@smallwheels
Warum haben wir in D so wenige Tote (nicht das ich das wollen würde)?
Ist das ein Fehler in der Statistik?
Kein Fehler, das liegt daran, dass wir hier sehr unterschiedliche Dinge kombinieren:
1. Anzahl der Einwohner eines Landes
2. bekannte (!) Anzahl der Infizierten (die wiederum neben der tatsächlichen Infektionsquote vollständig von der Anzahl der durchgeführten Tests abhängt und natürlich von der Qualität der Tests und der Dauer der Testauswertung)
3. Anzahl der Toten (die ein wenig mitbeeinflußt wird davon, was als Corona-Toter gezählt wird und was nicht, z.B. wenn Corona nur der letzte Tropfen war bei vorhandener Vorerkrankung oder umgekehrt Corona vlt. gar nicht erkannt wurde)
4. Aktualität und Vollständigkeit der Zahlen (Delay bei melden)
5. Wo im Eskalationszyklus der Pandemie wir sind.
6. Wie gut ist das medizinische System (sprich wie gut organisiert, wie ausgelastet)
7. Wie ist die Bevölkerungsstruktur (Altersverteilung, Krankheitsstand, soziale Kontakte/Interaktionen im Normalzustand, städtisch vs. zersiedelt ländlich, etc.)

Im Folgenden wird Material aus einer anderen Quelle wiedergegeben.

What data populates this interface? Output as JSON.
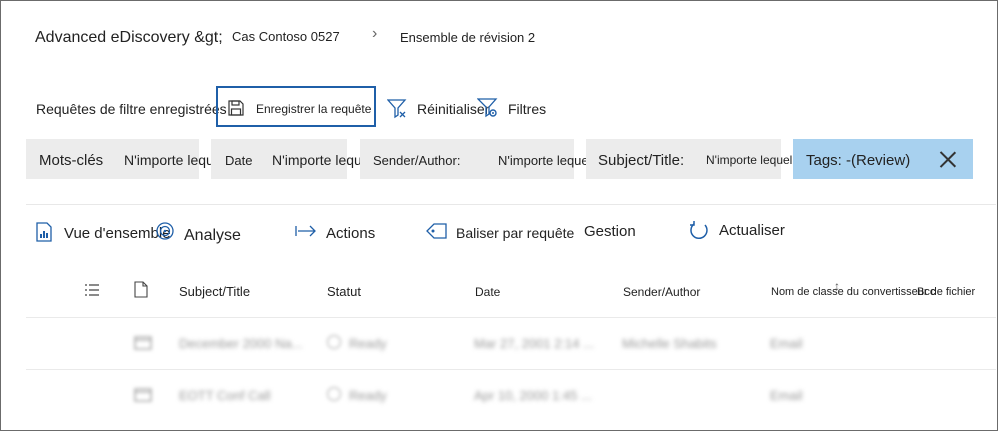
{
  "breadcrumb": {
    "root": "Advanced eDiscovery &gt;",
    "case": "Cas Contoso 0527",
    "separator": "›",
    "current": "Ensemble de révision 2"
  },
  "filter_bar": {
    "saved_queries_label": "Requêtes de filtre enregistrées",
    "save_query_label": "Enregistrer la requête",
    "reset_label": "Réinitialiser",
    "filters_label": "Filtres"
  },
  "chips": {
    "keywords_label": "Mots-clés",
    "keywords_value": "N'importe lequel",
    "date_label": "Date",
    "date_value": "N'importe lequel",
    "sender_label": "Sender/Author:",
    "sender_value": "N'importe lequel",
    "subject_label": "Subject/Title:",
    "subject_value": "N'importe lequel",
    "tags_label": "Tags: -(Review)"
  },
  "toolbar": {
    "overview": "Vue d'ensemble",
    "analysis": "Analyse",
    "actions": "Actions",
    "tag_by_query": "Baliser par requête",
    "manage": "Gestion",
    "refresh": "Actualiser"
  },
  "table": {
    "columns": {
      "subject": "Subject/Title",
      "status": "Statut",
      "date": "Date",
      "sender": "Sender/Author",
      "class_name": "Nom de classe du convertisseur de fichier",
      "extra": "Bcc"
    },
    "rows": [
      {
        "subject": "December 2000 Na...",
        "status": "Ready",
        "date": "Mar 27, 2001 2:14 ...",
        "sender": "Michelle Shabits",
        "class": "Email"
      },
      {
        "subject": "EOTT Conf Call",
        "status": "Ready",
        "date": "Apr 10, 2000 1:45 ...",
        "sender": "",
        "class": "Email"
      }
    ]
  },
  "colors": {
    "accent": "#1f5fa8",
    "chip_bg": "#ececec",
    "tags_chip_bg": "#a8d1ef"
  }
}
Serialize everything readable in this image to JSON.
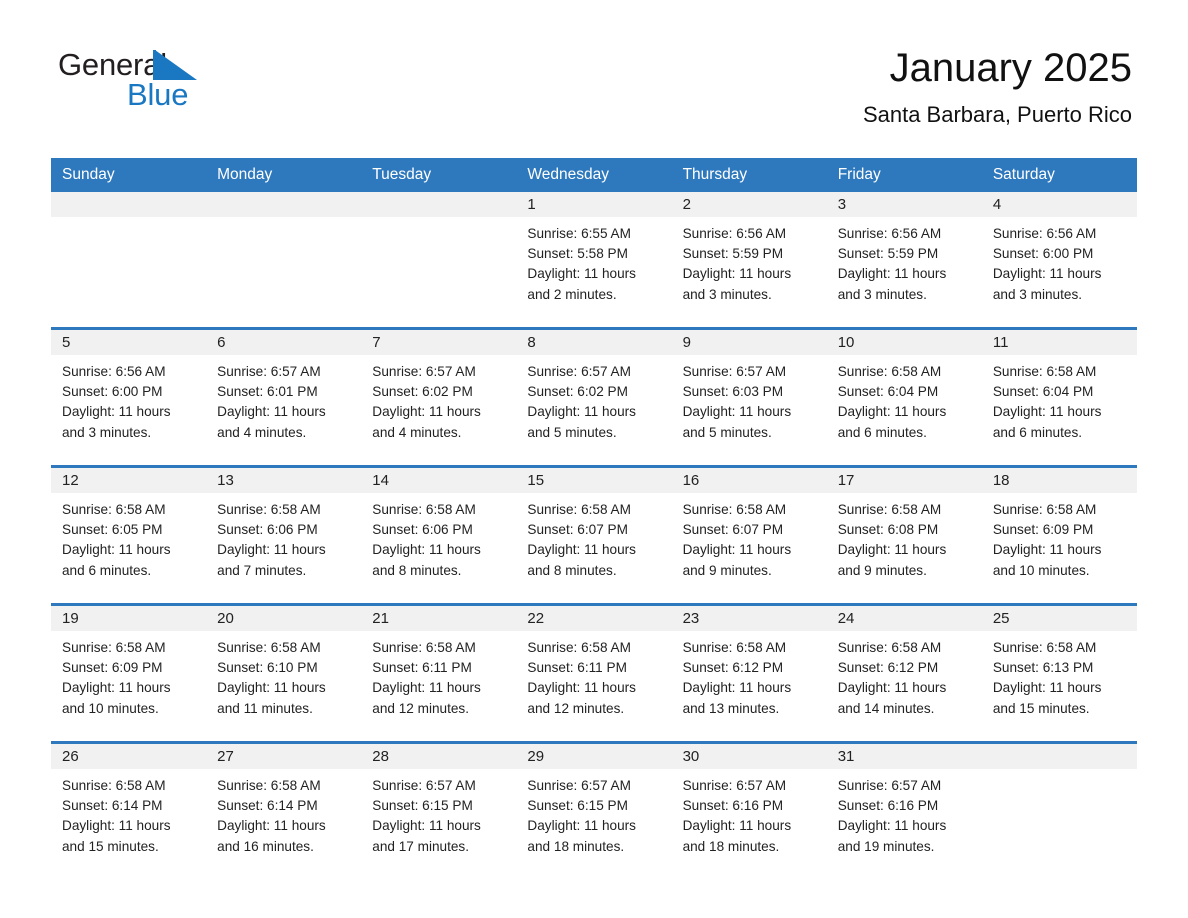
{
  "brand": {
    "name_part1": "General",
    "name_part2": "Blue",
    "triangle_icon": "triangle-logo-icon",
    "accent_color": "#1a78c2"
  },
  "header": {
    "title": "January 2025",
    "location": "Santa Barbara, Puerto Rico"
  },
  "theme": {
    "header_blue": "#2e78bd",
    "day_band_gray": "#f1f1f1",
    "text_color": "#222222"
  },
  "weekdays": [
    "Sunday",
    "Monday",
    "Tuesday",
    "Wednesday",
    "Thursday",
    "Friday",
    "Saturday"
  ],
  "weeks": [
    [
      {
        "day": "",
        "lines": []
      },
      {
        "day": "",
        "lines": []
      },
      {
        "day": "",
        "lines": []
      },
      {
        "day": "1",
        "lines": [
          "Sunrise: 6:55 AM",
          "Sunset: 5:58 PM",
          "Daylight: 11 hours",
          "and 2 minutes."
        ]
      },
      {
        "day": "2",
        "lines": [
          "Sunrise: 6:56 AM",
          "Sunset: 5:59 PM",
          "Daylight: 11 hours",
          "and 3 minutes."
        ]
      },
      {
        "day": "3",
        "lines": [
          "Sunrise: 6:56 AM",
          "Sunset: 5:59 PM",
          "Daylight: 11 hours",
          "and 3 minutes."
        ]
      },
      {
        "day": "4",
        "lines": [
          "Sunrise: 6:56 AM",
          "Sunset: 6:00 PM",
          "Daylight: 11 hours",
          "and 3 minutes."
        ]
      }
    ],
    [
      {
        "day": "5",
        "lines": [
          "Sunrise: 6:56 AM",
          "Sunset: 6:00 PM",
          "Daylight: 11 hours",
          "and 3 minutes."
        ]
      },
      {
        "day": "6",
        "lines": [
          "Sunrise: 6:57 AM",
          "Sunset: 6:01 PM",
          "Daylight: 11 hours",
          "and 4 minutes."
        ]
      },
      {
        "day": "7",
        "lines": [
          "Sunrise: 6:57 AM",
          "Sunset: 6:02 PM",
          "Daylight: 11 hours",
          "and 4 minutes."
        ]
      },
      {
        "day": "8",
        "lines": [
          "Sunrise: 6:57 AM",
          "Sunset: 6:02 PM",
          "Daylight: 11 hours",
          "and 5 minutes."
        ]
      },
      {
        "day": "9",
        "lines": [
          "Sunrise: 6:57 AM",
          "Sunset: 6:03 PM",
          "Daylight: 11 hours",
          "and 5 minutes."
        ]
      },
      {
        "day": "10",
        "lines": [
          "Sunrise: 6:58 AM",
          "Sunset: 6:04 PM",
          "Daylight: 11 hours",
          "and 6 minutes."
        ]
      },
      {
        "day": "11",
        "lines": [
          "Sunrise: 6:58 AM",
          "Sunset: 6:04 PM",
          "Daylight: 11 hours",
          "and 6 minutes."
        ]
      }
    ],
    [
      {
        "day": "12",
        "lines": [
          "Sunrise: 6:58 AM",
          "Sunset: 6:05 PM",
          "Daylight: 11 hours",
          "and 6 minutes."
        ]
      },
      {
        "day": "13",
        "lines": [
          "Sunrise: 6:58 AM",
          "Sunset: 6:06 PM",
          "Daylight: 11 hours",
          "and 7 minutes."
        ]
      },
      {
        "day": "14",
        "lines": [
          "Sunrise: 6:58 AM",
          "Sunset: 6:06 PM",
          "Daylight: 11 hours",
          "and 8 minutes."
        ]
      },
      {
        "day": "15",
        "lines": [
          "Sunrise: 6:58 AM",
          "Sunset: 6:07 PM",
          "Daylight: 11 hours",
          "and 8 minutes."
        ]
      },
      {
        "day": "16",
        "lines": [
          "Sunrise: 6:58 AM",
          "Sunset: 6:07 PM",
          "Daylight: 11 hours",
          "and 9 minutes."
        ]
      },
      {
        "day": "17",
        "lines": [
          "Sunrise: 6:58 AM",
          "Sunset: 6:08 PM",
          "Daylight: 11 hours",
          "and 9 minutes."
        ]
      },
      {
        "day": "18",
        "lines": [
          "Sunrise: 6:58 AM",
          "Sunset: 6:09 PM",
          "Daylight: 11 hours",
          "and 10 minutes."
        ]
      }
    ],
    [
      {
        "day": "19",
        "lines": [
          "Sunrise: 6:58 AM",
          "Sunset: 6:09 PM",
          "Daylight: 11 hours",
          "and 10 minutes."
        ]
      },
      {
        "day": "20",
        "lines": [
          "Sunrise: 6:58 AM",
          "Sunset: 6:10 PM",
          "Daylight: 11 hours",
          "and 11 minutes."
        ]
      },
      {
        "day": "21",
        "lines": [
          "Sunrise: 6:58 AM",
          "Sunset: 6:11 PM",
          "Daylight: 11 hours",
          "and 12 minutes."
        ]
      },
      {
        "day": "22",
        "lines": [
          "Sunrise: 6:58 AM",
          "Sunset: 6:11 PM",
          "Daylight: 11 hours",
          "and 12 minutes."
        ]
      },
      {
        "day": "23",
        "lines": [
          "Sunrise: 6:58 AM",
          "Sunset: 6:12 PM",
          "Daylight: 11 hours",
          "and 13 minutes."
        ]
      },
      {
        "day": "24",
        "lines": [
          "Sunrise: 6:58 AM",
          "Sunset: 6:12 PM",
          "Daylight: 11 hours",
          "and 14 minutes."
        ]
      },
      {
        "day": "25",
        "lines": [
          "Sunrise: 6:58 AM",
          "Sunset: 6:13 PM",
          "Daylight: 11 hours",
          "and 15 minutes."
        ]
      }
    ],
    [
      {
        "day": "26",
        "lines": [
          "Sunrise: 6:58 AM",
          "Sunset: 6:14 PM",
          "Daylight: 11 hours",
          "and 15 minutes."
        ]
      },
      {
        "day": "27",
        "lines": [
          "Sunrise: 6:58 AM",
          "Sunset: 6:14 PM",
          "Daylight: 11 hours",
          "and 16 minutes."
        ]
      },
      {
        "day": "28",
        "lines": [
          "Sunrise: 6:57 AM",
          "Sunset: 6:15 PM",
          "Daylight: 11 hours",
          "and 17 minutes."
        ]
      },
      {
        "day": "29",
        "lines": [
          "Sunrise: 6:57 AM",
          "Sunset: 6:15 PM",
          "Daylight: 11 hours",
          "and 18 minutes."
        ]
      },
      {
        "day": "30",
        "lines": [
          "Sunrise: 6:57 AM",
          "Sunset: 6:16 PM",
          "Daylight: 11 hours",
          "and 18 minutes."
        ]
      },
      {
        "day": "31",
        "lines": [
          "Sunrise: 6:57 AM",
          "Sunset: 6:16 PM",
          "Daylight: 11 hours",
          "and 19 minutes."
        ]
      },
      {
        "day": "",
        "lines": []
      }
    ]
  ]
}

All das kann und wird sich von Land zu Land mehr oder weniger deutlich unterscheiden, wodurch die Vergleichbarkeit deutlich limitiert ist. Was man liest ist, dass wir in Deutschland sehr viele Tests durchführen würden im Vergleich zu anderen Ländern und auch vergleichsweise gut sind im Nachverfolgen der Kontaktpersonen. Nicht so gut wie Taiwan, aber besser als die meisten. D.h. die Sterblichkeitsquote ist bei uns so niedrig, weil wir viel mehr Infizierte erkennen als andere Länder, was wiederum auch ermöglicht die Ifnekitonswege einzuschränken durch Isolation Infizierter. Es ist also ein doppelter Effekt: Die Dunkelziffer an Infizierten ist bei uns niedriger, dadurch erscheint die Quote an Todesfällen niedriger (ist sie aber mögicherweise gar nicht oder zumindest nicht so stark), gleichzeitig tun wir uns leichter, Infizierte zu isolieren. Was noch besser ginge mit mehr und schnelleren Tests.
In dem Fakenews-Facebookgrafikdings von neulich war zum Beispiel Japan als vorbildlich geschildert. Angeblicher Grund für die nierigen Infektionszahlen: Mundschutz. In einem
Artikel des Spiegel von vor ein paar Tagen, in dem der Status und die Maßnahmen in verschiedenen Ländern geschildert werden, liest sich das anders: Die Japaner müssen...
"ihren Alltag bislang nicht durch eine Ausgangssperre einschränken. In den Parks bewundern sie die Kirschblüten, sie gehen weiter essen, shoppen, trinken. Doch das tägliche Leben könnte sich bald ändern. (...)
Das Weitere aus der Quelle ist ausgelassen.